“I’m sorry!” “I am sorry!” “I’m sorry, and I will never do that again!” When in the madness, how many times did you say this? And REALLY MEAN IT THIS TIME? It was usually said with attitude. Probably to the very same people that you are getting ready to make amends to now? How many times did they hear it and just KNOW that you would really do it all again? Probably thinking “Oh, oh. I wonder what they are going to do now?” “I’m sorry” was a regular stated mantra. Regularly stated but rarely believed.
Nowhere in the Big Book of Alcoholics Anonymous does it state in the amends portion of the Steps that we say “I’m sorry!” Webster’s Dictionary defines making amends as “to do something to correct a mistake that one has made or a bad situation that one has caused.” How do we “correct a mistake” as described above? We may very well apologize. Then one must “correct a mistake or bad situation.” This is done by actually changing the behavior and attitude that caused the problem in the first place.

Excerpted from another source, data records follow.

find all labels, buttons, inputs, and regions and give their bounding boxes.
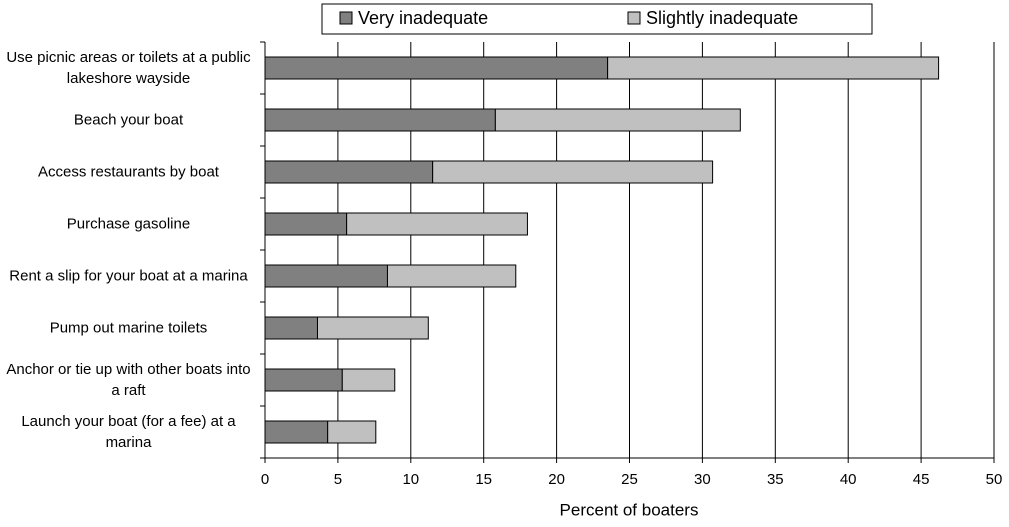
bar-segment bbox=[264, 264, 388, 288]
y-tick-label: Access restaurants by boat bbox=[38, 163, 219, 181]
legend-swatch bbox=[627, 11, 641, 25]
x-tick-label: 15 bbox=[475, 471, 492, 488]
y-tick-label: Beach your boat bbox=[73, 111, 184, 129]
y-tick-label: Anchor or tie up with other boats into a… bbox=[6, 361, 251, 399]
bar-segment bbox=[432, 160, 714, 184]
y-tick-label: Pump out marine toilets bbox=[49, 319, 208, 337]
bar-segment bbox=[494, 108, 741, 132]
x-tick-label: 5 bbox=[334, 471, 342, 488]
bar-segment bbox=[316, 316, 429, 340]
x-tick-label: 35 bbox=[767, 471, 784, 488]
x-axis-title: Percent of boaters bbox=[560, 500, 699, 519]
legend-box bbox=[321, 3, 873, 35]
bar-segment bbox=[264, 420, 329, 444]
bar-segment bbox=[346, 212, 528, 236]
bar-segment bbox=[264, 212, 348, 236]
legend-label: Slightly inadequate bbox=[646, 8, 798, 28]
x-tick-label: 10 bbox=[402, 471, 419, 488]
bar-segment bbox=[607, 56, 940, 80]
y-tick-label: Launch your boat (for a fee) at a marina bbox=[21, 413, 236, 451]
x-tick-label: 0 bbox=[261, 471, 269, 488]
y-tick-label: Use picnic areas or toilets at a public … bbox=[6, 49, 251, 87]
legend-label: Very inadequate bbox=[358, 8, 488, 28]
bar-segment bbox=[264, 56, 609, 80]
bar-segment bbox=[264, 160, 434, 184]
x-tick-label: 40 bbox=[840, 471, 857, 488]
bar-segment bbox=[264, 316, 318, 340]
x-tick-label: 50 bbox=[986, 471, 1003, 488]
x-tick-label: 20 bbox=[548, 471, 565, 488]
bar-segment bbox=[264, 368, 343, 392]
x-tick-label: 45 bbox=[913, 471, 930, 488]
bar-segment bbox=[327, 420, 377, 444]
bar-segment bbox=[264, 108, 496, 132]
legend-swatch bbox=[339, 11, 353, 25]
x-tick-label: 25 bbox=[621, 471, 638, 488]
bar-segment bbox=[386, 264, 517, 288]
y-tick-label: Purchase gasoline bbox=[66, 215, 191, 233]
bar-segment bbox=[341, 368, 396, 392]
x-tick-label: 30 bbox=[694, 471, 711, 488]
y-tick-label: Rent a slip for your boat at a marina bbox=[9, 267, 248, 285]
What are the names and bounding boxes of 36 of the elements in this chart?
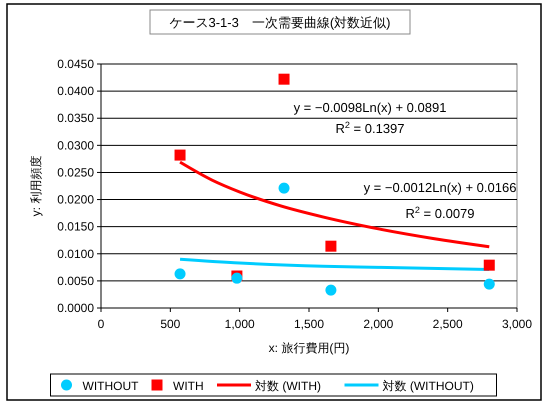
x-tick-label: 1,500 bbox=[294, 317, 324, 331]
point bbox=[174, 268, 186, 280]
legend-label: WITH bbox=[173, 379, 204, 393]
x-tick-label: 2,500 bbox=[432, 317, 464, 331]
y-tick-label: 0.0250 bbox=[57, 165, 94, 180]
point bbox=[484, 278, 495, 290]
point bbox=[325, 284, 336, 296]
point bbox=[278, 74, 290, 85]
y-tick-label: 0.0450 bbox=[57, 57, 94, 71]
y-tick-label: 0.0300 bbox=[57, 138, 94, 152]
y-tick-label: 0.0050 bbox=[57, 274, 94, 288]
y-tick-label: 0.0000 bbox=[57, 301, 94, 315]
x-axis-title: x: 旅行費用(円) bbox=[268, 341, 350, 355]
legend-label: 対数 (WITH) bbox=[255, 379, 321, 393]
chart-title: ケース3-1-3 一次需要曲線(対数近似) bbox=[169, 15, 391, 30]
legend-label: 対数 (WITHOUT) bbox=[382, 379, 474, 393]
annotation: R$^{2}$ = 0.1397 bbox=[335, 120, 405, 136]
x-tick-label: 0 bbox=[98, 317, 105, 331]
y-tick-label: 0.0150 bbox=[57, 220, 94, 234]
x-tick-label: 3,000 bbox=[502, 317, 532, 331]
point bbox=[278, 182, 290, 194]
annotation: R$^{2}$ = 0.0079 bbox=[405, 205, 475, 221]
x-tick-label: 500 bbox=[160, 317, 181, 331]
y-axis-title: y: 利用頻度 bbox=[29, 156, 43, 216]
annotation: y = −0.0098Ln(x) + 0.0891 bbox=[294, 100, 446, 115]
x-tick-label: 2,000 bbox=[363, 317, 394, 331]
y-tick-label: 0.0100 bbox=[57, 246, 94, 261]
y-tick-label: 0.0350 bbox=[57, 111, 94, 126]
legend-label: WITHOUT bbox=[82, 379, 140, 393]
y-tick-label: 0.0200 bbox=[57, 192, 94, 207]
point bbox=[174, 150, 186, 161]
x-tick-label: 1,000 bbox=[224, 317, 256, 331]
y-tick-label: 0.0400 bbox=[57, 84, 94, 98]
annotation: y = −0.0012Ln(x) + 0.0166 bbox=[364, 180, 516, 195]
point bbox=[325, 240, 336, 252]
point bbox=[484, 260, 495, 271]
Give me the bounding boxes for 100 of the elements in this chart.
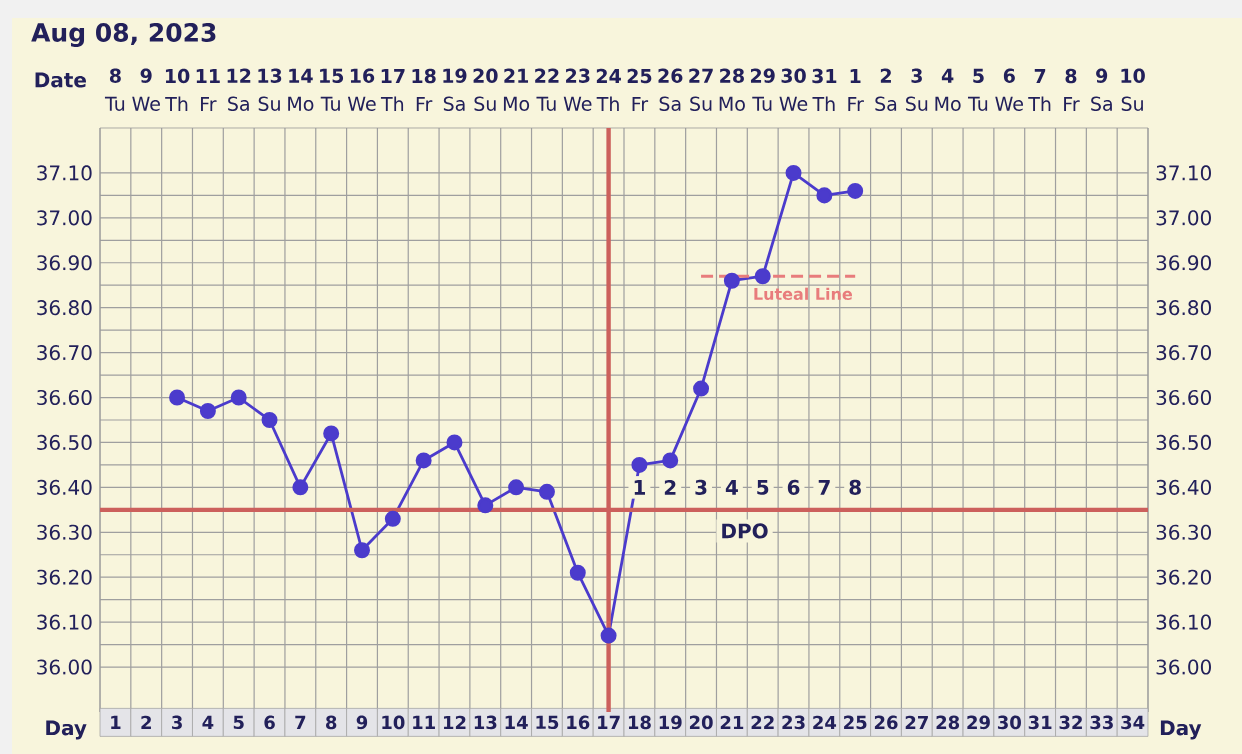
y2-tick-label: 36.70 — [1156, 345, 1211, 361]
point — [816, 187, 833, 204]
y-tick-label: 36.10 — [37, 614, 92, 630]
x-tick-label: 16 — [567, 715, 590, 730]
x-tick-label: 3 — [172, 715, 182, 730]
x-tick-label: 28 — [936, 715, 960, 730]
x-tick-label: 23 — [782, 715, 805, 730]
x-tick-label: 22 — [751, 715, 774, 730]
x2-tick-label: 24 Th — [596, 68, 621, 111]
x-tick-label: 14 — [505, 715, 528, 729]
point — [169, 389, 186, 406]
x-tick-label: 34 — [1121, 715, 1145, 730]
x2-tick-label: 19 Sa — [443, 68, 467, 111]
y-tick-label: 36.80 — [37, 300, 92, 316]
x-tick-label: 2 — [141, 715, 151, 730]
x-tick-label: 33 — [1090, 715, 1113, 730]
x2-tick-label: 12 Sa — [227, 68, 251, 111]
annotation: 7 — [818, 480, 830, 495]
x2-tick-label: 4 Mo — [935, 68, 961, 111]
x-tick-label: 18 — [628, 715, 651, 730]
y-tick-label: 36.90 — [37, 255, 92, 271]
x2-tick-label: 21 Mo — [503, 68, 530, 111]
y-tick-label: 37.00 — [37, 210, 92, 226]
point — [600, 627, 617, 644]
x2-tick-label: 1 Fr — [848, 69, 864, 111]
x2-tick-label: 6 We — [995, 68, 1023, 111]
x2-tick-label: 9 Sa — [1091, 68, 1112, 111]
x2-tick-label: 25 Fr — [627, 68, 652, 111]
point — [538, 483, 555, 500]
x-tick-label: 32 — [1059, 715, 1082, 730]
y2-tick-label: 36.40 — [1156, 479, 1211, 495]
annotation: 1 — [634, 480, 645, 495]
x-tick-label: 20 — [689, 715, 713, 730]
annotation: 8 — [849, 479, 861, 495]
x-tick-label: 17 — [598, 715, 620, 729]
point — [477, 497, 494, 514]
y2-tick-label: 36.20 — [1156, 569, 1211, 585]
y2-tick-label: 36.90 — [1156, 255, 1211, 271]
text: Day — [46, 720, 87, 740]
annotation: DPO — [722, 523, 768, 539]
x-tick-label: 21 — [720, 715, 744, 730]
x-tick-label: 27 — [905, 715, 928, 730]
x2-tick-label: 7 Th — [1028, 69, 1051, 111]
y2-tick-label: 36.50 — [1156, 434, 1211, 451]
x2-tick-label: 13 Su — [258, 68, 282, 111]
x2-tick-label: 11 Fr — [196, 69, 220, 111]
y-tick-label: 36.00 — [37, 659, 92, 675]
x-tick-label: 7 — [295, 715, 306, 729]
x2-tick-label: 8 Fr — [1064, 68, 1080, 111]
point — [354, 542, 371, 559]
x2-tick-label: 3 Su — [906, 68, 928, 111]
point — [230, 389, 247, 406]
x-tick-label: 10 — [382, 715, 405, 730]
y2-tick-label: 36.60 — [1156, 389, 1211, 406]
y2-tick-label: 36.10 — [1156, 614, 1211, 630]
x2-tick-label: 26 Sa — [658, 68, 683, 111]
x2-tick-label: 14 Mo — [288, 68, 314, 111]
x-axis-title: Day — [1160, 720, 1202, 740]
y2-tick-label: 37.10 — [1156, 165, 1211, 181]
y-tick-label: 36.20 — [37, 569, 92, 585]
point — [785, 164, 802, 181]
point — [662, 452, 679, 469]
x-tick-label: 19 — [659, 715, 682, 730]
x-tick-label: 24 — [813, 715, 837, 730]
y-tick-label: 36.30 — [37, 524, 92, 540]
y2-tick-label: 36.80 — [1156, 300, 1211, 316]
point — [508, 479, 525, 496]
x2-tick-label: 8 Tu — [104, 68, 125, 111]
x2-tick-label: 2 Sa — [875, 68, 897, 111]
x2-tick-label: 29 Tu — [750, 68, 775, 111]
point — [415, 452, 432, 469]
x2-tick-label: 18 Fr — [412, 68, 436, 111]
x2-tick-label: 30 We — [779, 68, 808, 111]
point — [569, 564, 586, 581]
x-tick-label: 11 — [413, 715, 435, 729]
y2-tick-label: 36.30 — [1156, 524, 1211, 540]
x2-tick-label: 15 Tu — [320, 68, 344, 111]
point — [292, 479, 309, 496]
point — [323, 425, 340, 442]
x2-tick-label: 28 Mo — [719, 68, 745, 111]
x-tick-label: 8 — [326, 715, 337, 730]
x2-tick-label: 16 We — [347, 68, 376, 111]
y-tick-label: 36.50 — [37, 434, 92, 451]
x2-tick-label: 17 Th — [380, 69, 405, 111]
x2-tick-label: 22 Tu — [535, 68, 559, 111]
point — [723, 272, 740, 289]
x-tick-label: 9 — [356, 715, 368, 730]
y-tick-label: 36.40 — [37, 479, 92, 495]
point — [693, 380, 710, 397]
x-tick-label: 6 — [264, 715, 275, 730]
annotation: 5 — [757, 479, 769, 495]
x2-tick-label: 27 Su — [689, 68, 713, 111]
point — [847, 182, 864, 199]
x2-tick-label: 31 Th — [812, 68, 837, 111]
point — [754, 268, 771, 285]
point — [631, 456, 648, 473]
x2-tick-label: 23 We — [563, 68, 592, 111]
annotation: 4 — [725, 480, 738, 495]
x-tick-label: 30 — [997, 715, 1021, 730]
x-tick-label: 5 — [233, 715, 244, 730]
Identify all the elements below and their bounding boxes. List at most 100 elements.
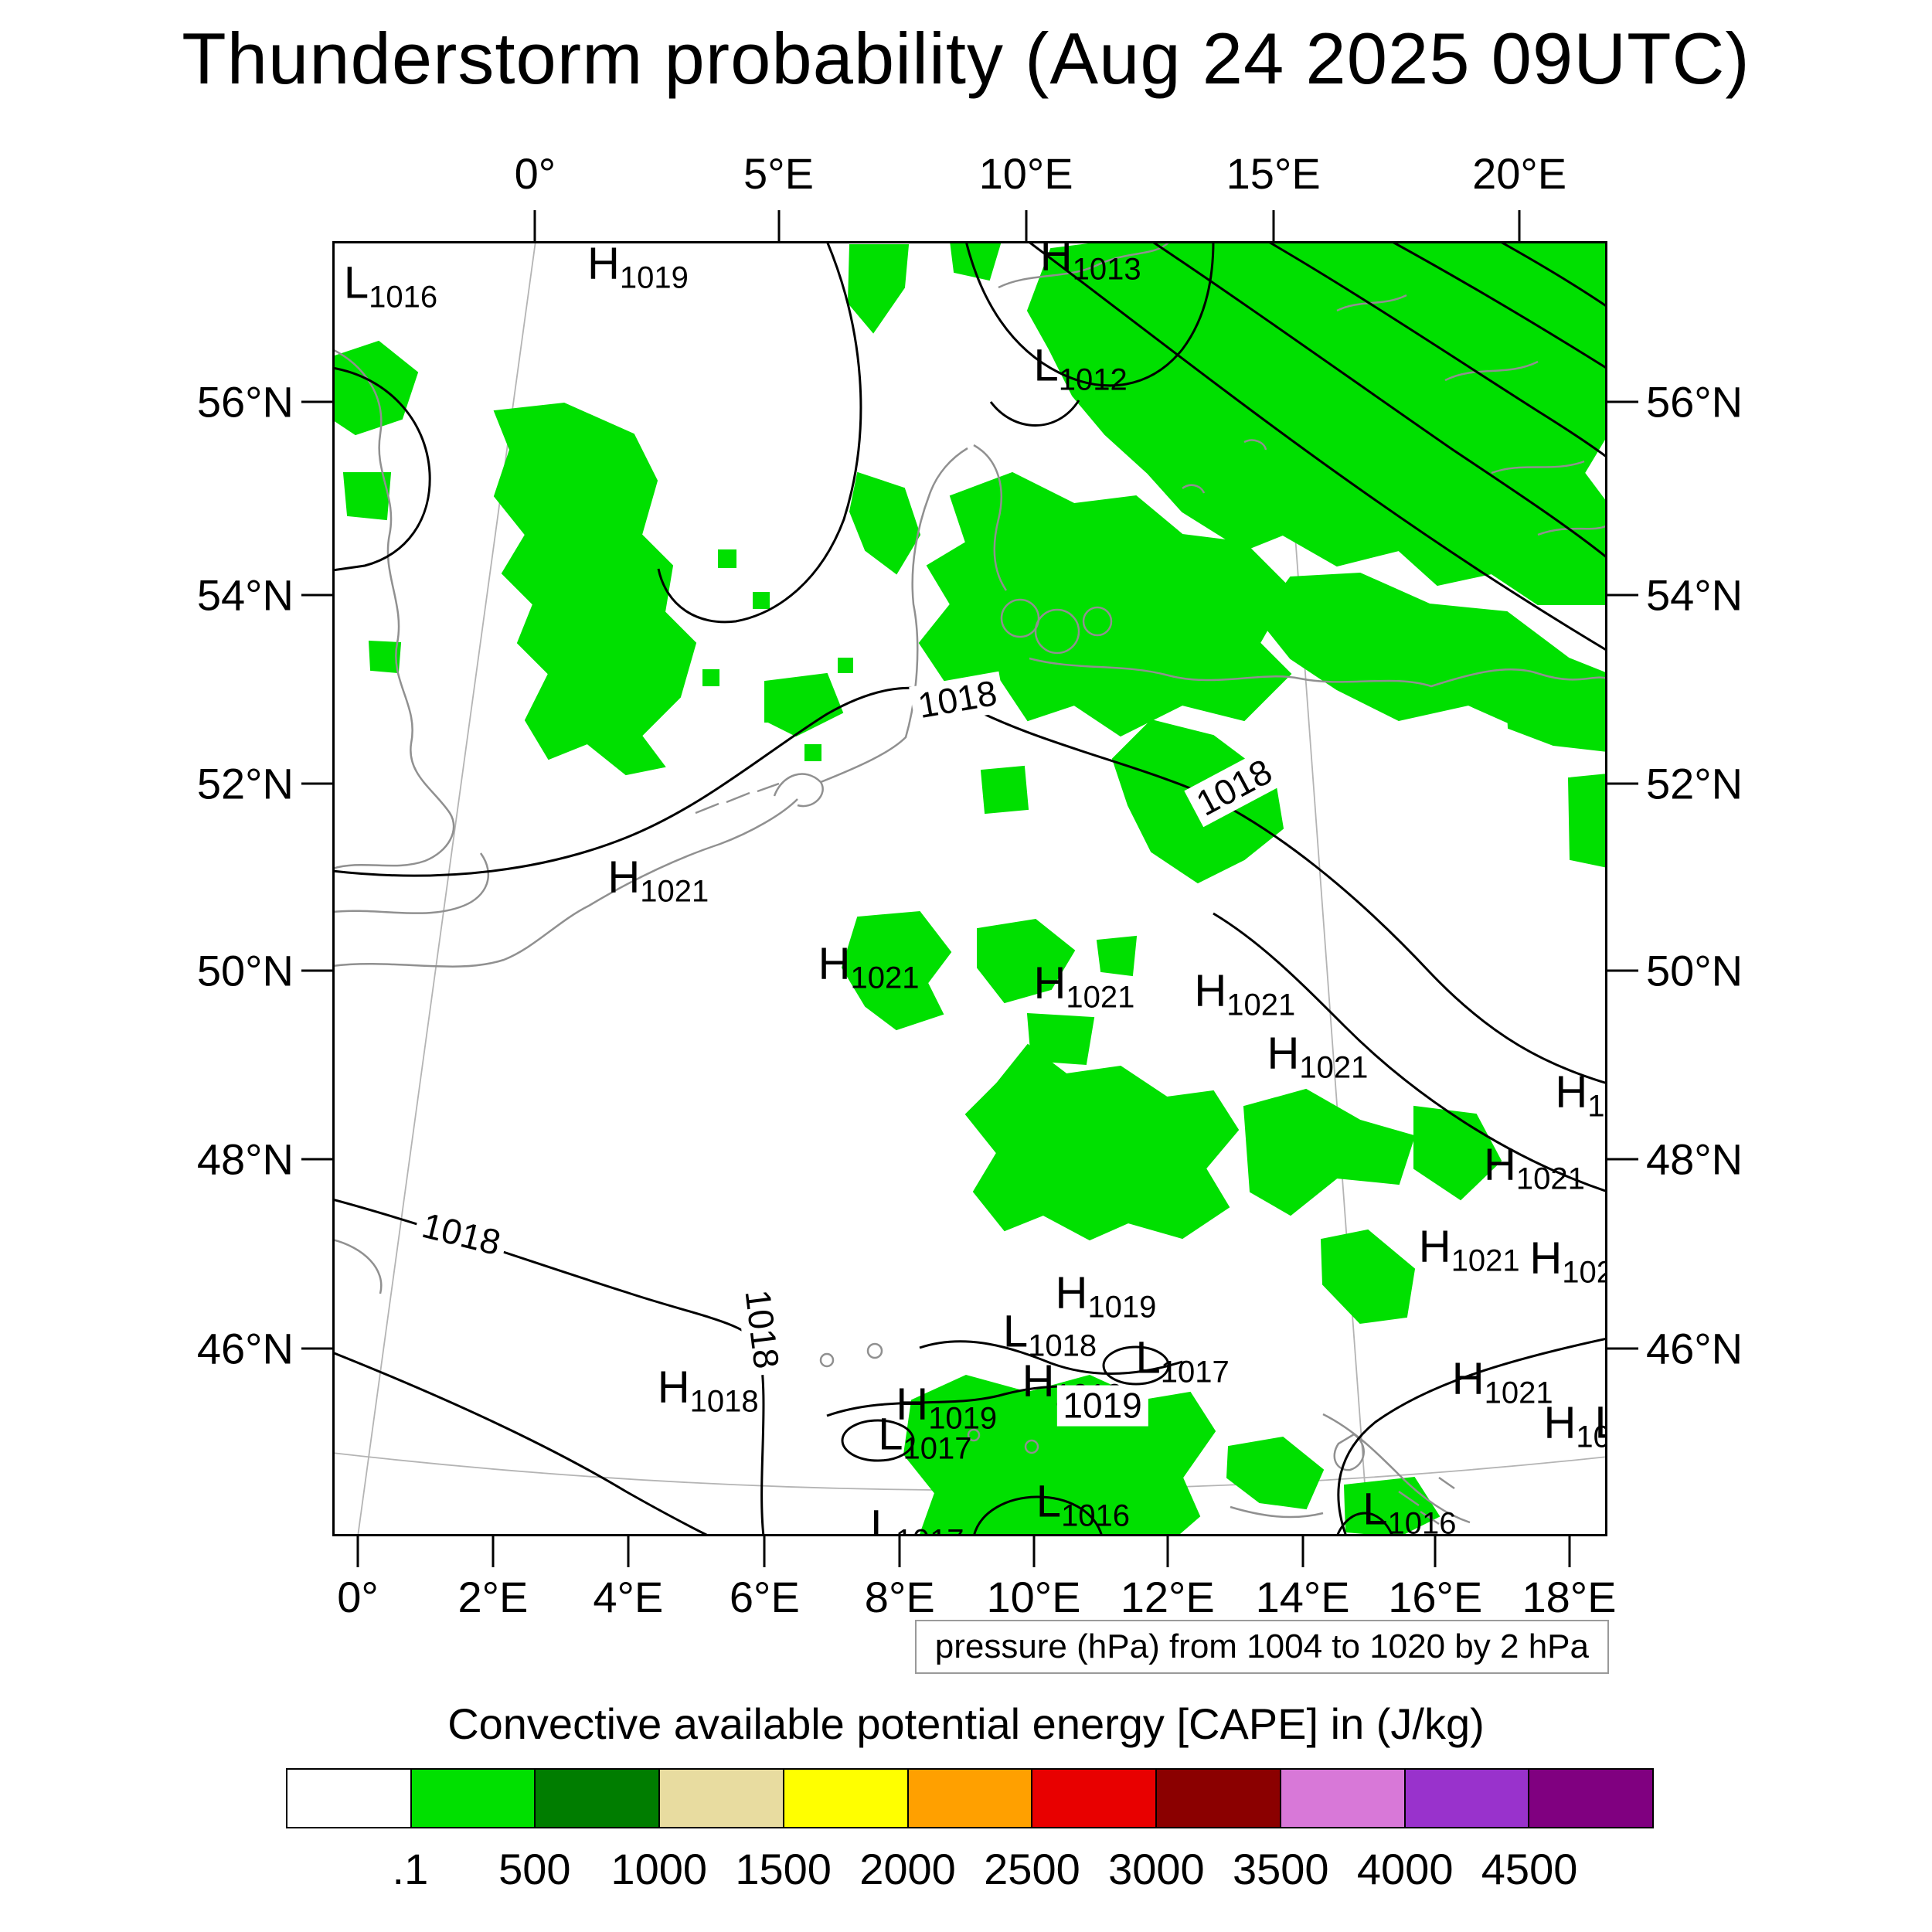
axis-label-bottom: 14°E — [1255, 1573, 1350, 1621]
axis-tick-left — [301, 400, 332, 403]
pressure-marker-h-1021: H1021 — [1418, 1221, 1520, 1278]
pressure-letter: L — [870, 1501, 896, 1536]
axis-label-right: 54°N — [1646, 570, 1743, 620]
axis-tick-top — [1272, 210, 1275, 241]
colorbar-tick-label: 1000 — [611, 1845, 708, 1893]
axis-tick-bottom — [627, 1536, 630, 1567]
contour-label: 1018 — [736, 1281, 788, 1377]
pressure-letter: L — [1135, 1332, 1161, 1383]
axis-tick-left — [301, 1347, 332, 1350]
axis-tick-left — [301, 1158, 332, 1161]
contour-label: 1018 — [908, 671, 1006, 728]
pressure-letter: L — [343, 257, 369, 308]
pressure-letter: H — [1055, 1267, 1088, 1318]
pressure-value: 1021 — [1515, 1162, 1585, 1196]
axis-label-right: 50°N — [1646, 946, 1743, 995]
axis-label-bottom: 2°E — [457, 1573, 529, 1621]
colorbar-tick-label: .1 — [392, 1845, 429, 1893]
axis-tick-top — [777, 210, 780, 241]
pressure-value: 1017 — [896, 1523, 964, 1536]
pressure-value: 1016 — [1387, 1506, 1457, 1536]
axis-tick-bottom — [1166, 1536, 1169, 1567]
axis-label-left: 56°N — [196, 377, 294, 427]
axis-tick-bottom — [492, 1536, 495, 1567]
pressure-value: 1021 — [1451, 1243, 1520, 1278]
pressure-letter: H — [1418, 1221, 1451, 1272]
colorbar-tick-label: 2500 — [984, 1845, 1080, 1893]
pressure-letter: L — [1362, 1484, 1388, 1535]
colorbar-segment — [534, 1768, 661, 1828]
pressure-value: 1016 — [1061, 1498, 1131, 1533]
contour-label: 1018 — [411, 1203, 511, 1266]
contour-label: 1018 — [1183, 748, 1284, 828]
axis-label-top: 0° — [514, 149, 556, 198]
axis-tick-right — [1607, 400, 1638, 403]
pressure-value: 1016 — [369, 280, 438, 315]
colorbar-segment — [1279, 1768, 1406, 1828]
pressure-value: 1017 — [903, 1431, 972, 1466]
map-plot: L1016 H1019 H1013 L1012 H1021 H1021 H1021 H1021… — [332, 241, 1607, 1536]
pressure-value: 102 — [1576, 1420, 1607, 1454]
pressure-marker-l-1017: L1017 — [878, 1412, 971, 1464]
axis-tick-right — [1607, 1347, 1638, 1350]
pressure-value: 1019 — [619, 260, 689, 295]
pressure-value: 1019 — [928, 1401, 998, 1436]
pressure-value: 1021 — [1562, 1255, 1607, 1290]
axis-label-top: 15°E — [1226, 149, 1321, 198]
colorbar-segment — [1403, 1768, 1530, 1828]
pressure-marker-h-1021: H1021 — [1194, 965, 1295, 1021]
colorbar-segment — [1031, 1768, 1158, 1828]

As with any change that is being considered, start with the shortened version of the 3rd Step. Simply say “God help me!” Then, lead off with something similar to stating that you know that you did wrong to them. Ask what they think you could do to make it right. Further, explain that you are not the same person you were then. You are willing to consider their recommendations. Then, not only tell them that you are different, but show them that you do not have this same attitude or behavior. This may take time. The BIG difference, this time, is that as time goes on, you are continually living your words. We used to call these attempts of saying “I’m sorry” empty promises. In the streets we called it “All yack and no shack!”
Will everyone accept these attempts at amending the situation happily? No! But the beauty of it all is that you have cleaned off your own side of the street. No longer do you have the wicked thoughts of past actions rattling around in your mind. Remember, we are only as sick as our secrets and you have done your best to identify your secrets with your inventory Steps. And now are doing your best to amend the situations. If they do not want to listen or accept your amends, this is no longer your problem It is THEIRS!
This brings to mind the saying “Change your thinking, change your life!” This is so true. When you change your thinking, your actions follow right along. Not only will you feel much better about yourself and others, many others will also feel better about you. God bless you!